L’appareil était en vue de l’aéroport de Pochentong. C’était la première fois qu’il voyageait par les airs et tandis que le pilote était tout à ses manœuvres, il s’est juré que ce serait la dernière. Les transports aériens s’étaient démocratisés et il n’avait pas eu le choix, il devait agir vite avant que la décision ne soit irrévocable. Adieu les grands paquebots, bonjour les avions. Le voyage s’était déroulé sans incident, on ne ressentait pas l’altitude et l’on pouvait se croire dans un salon si ce n’était l’exiguïté des sièges, à condition, bien entendu, de ne pas regarder par le hublot. Mais décollage et atterrissage étaient des moments difficiles. La preuve : à l’arrivée, les passagers avaient applaudi « l’exploit » du pilote. Tout le monde s’agitait, se pressait pour sortir, Georges Féray respirait longuement, reprenait ses esprits, bien calé à sa place.
Sa survie, sa présence au Cambodge six ans après son départ dramatique tenait du miracle. Ces « politesses du Bon Dieu », on en connaît tous dans notre vie, mais le sien avait un goût bizarre. Après avoir fait un malaise vagal et des analyses cataclysmiques, il avait dû rentrer en France. Un mois d’un voyage en bateau, d’une croisière où la mer avait lentement effacé l’Indochine, où la douceur des flots avait fait oublier les orages de la guerre, où il s’était largement reposé, n’ayant rien à faire, où il avait mangé régulièrement. Il n’avait pas été étonné quand on lui a annoncé, suite à de nouveaux examens, qu’il y avait eu vraisemblablement une erreur, un échange de dossiers. Certes, son diabète restait préoccupant, mais pas plus que cela, son foie et ses poumons étaient en bon état, même s’il fallait modérer alcool et tabac. Cela faisait trente jours qu’il ne buvait ni ne fumait, il poursuivrait son régime sans difficulté. Il avait tout abandonné suite à une fausse alerte. Devait-il s’en plaindre ou, au contraire, se réjouir qu’elle soit erronée ? Qu’un sage réponde à cette question, lui se lamentait auprès de qui voulait bien tendre une oreille compatissante et savourait, secrètement, d’être en vie.
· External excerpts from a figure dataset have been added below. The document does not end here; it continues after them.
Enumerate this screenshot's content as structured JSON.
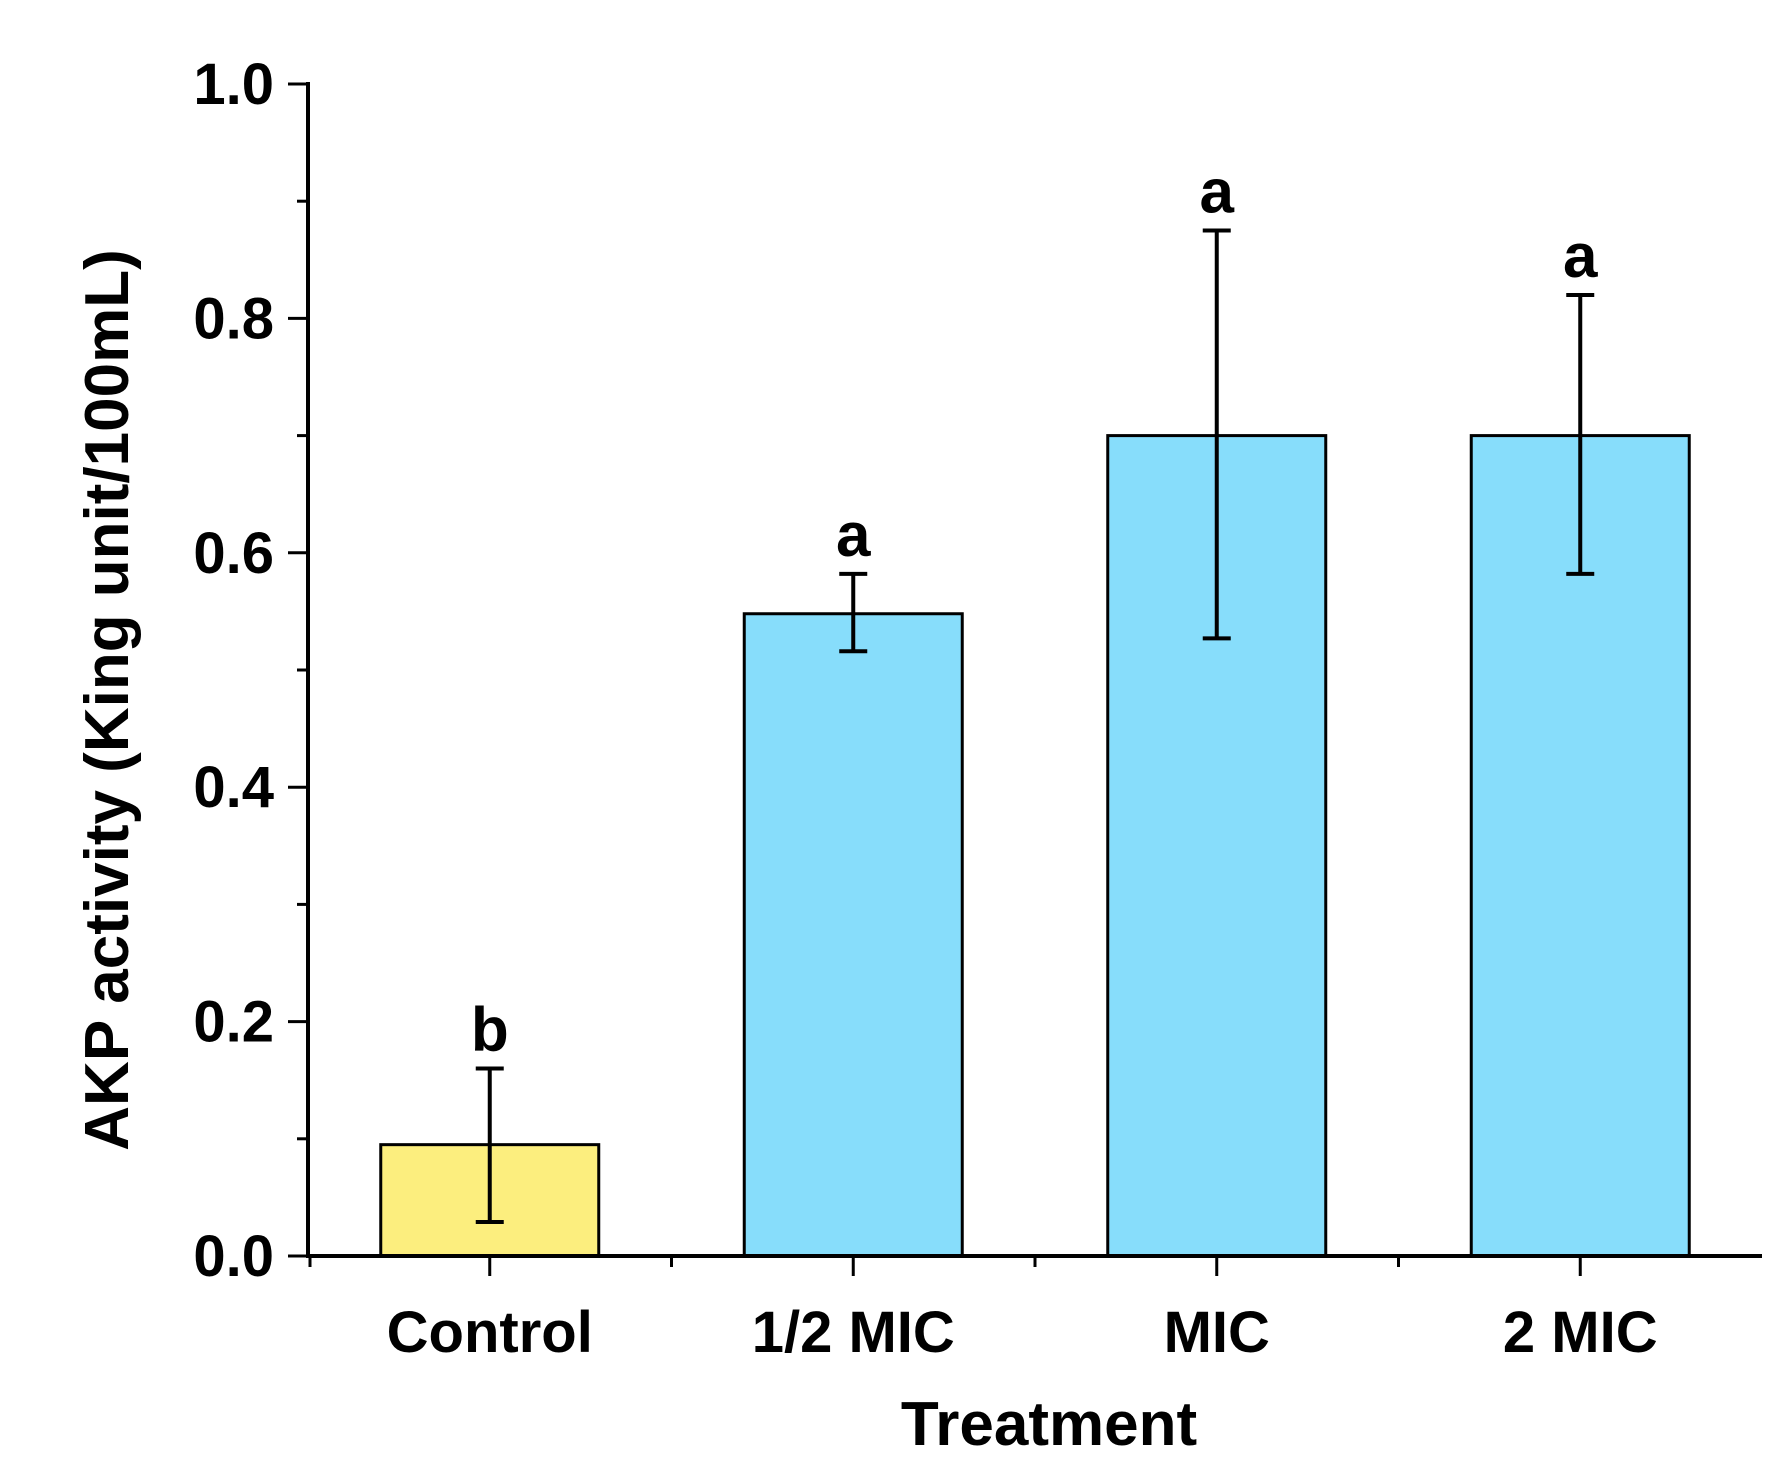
{
  "chart_data": {
    "type": "bar",
    "title": "",
    "xlabel": "Treatment",
    "ylabel": "AKP activity (King unit/100mL)",
    "ylim": [
      0.0,
      1.0
    ],
    "yticks": [
      0.0,
      0.2,
      0.4,
      0.6,
      0.8,
      1.0
    ],
    "ytick_labels": [
      "0.0",
      "0.2",
      "0.4",
      "0.6",
      "0.8",
      "1.0"
    ],
    "minor_ytick_step": 0.1,
    "grid": false,
    "categories": [
      "Control",
      "1/2 MIC",
      "MIC",
      "2 MIC"
    ],
    "values": [
      0.095,
      0.548,
      0.7,
      0.7
    ],
    "error_upper": [
      0.16,
      0.582,
      0.875,
      0.82
    ],
    "error_lower": [
      0.029,
      0.516,
      0.527,
      0.582
    ],
    "significance": [
      "b",
      "a",
      "a",
      "a"
    ],
    "bar_colors": [
      "#FCEE7E",
      "#87DDFB",
      "#87DDFB",
      "#87DDFB"
    ]
  }
}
Mais le miracle ne s’arrêtait pas là. Son petit dernier, qui avait failli mourir en naissant, à qui il avait dû imposer un grand voyage en bateau malgré sa fragilité, était définitivement hors de danger après de longs mois à l’hôpital Lenval à Nice. Les médecins avaient même assuré qu’il n’aurait que peu de séquelles.
Enfin, comble de bonheur, là-bas, le pays qu’il aimait tant était sorti victorieux de la conférence de Genève.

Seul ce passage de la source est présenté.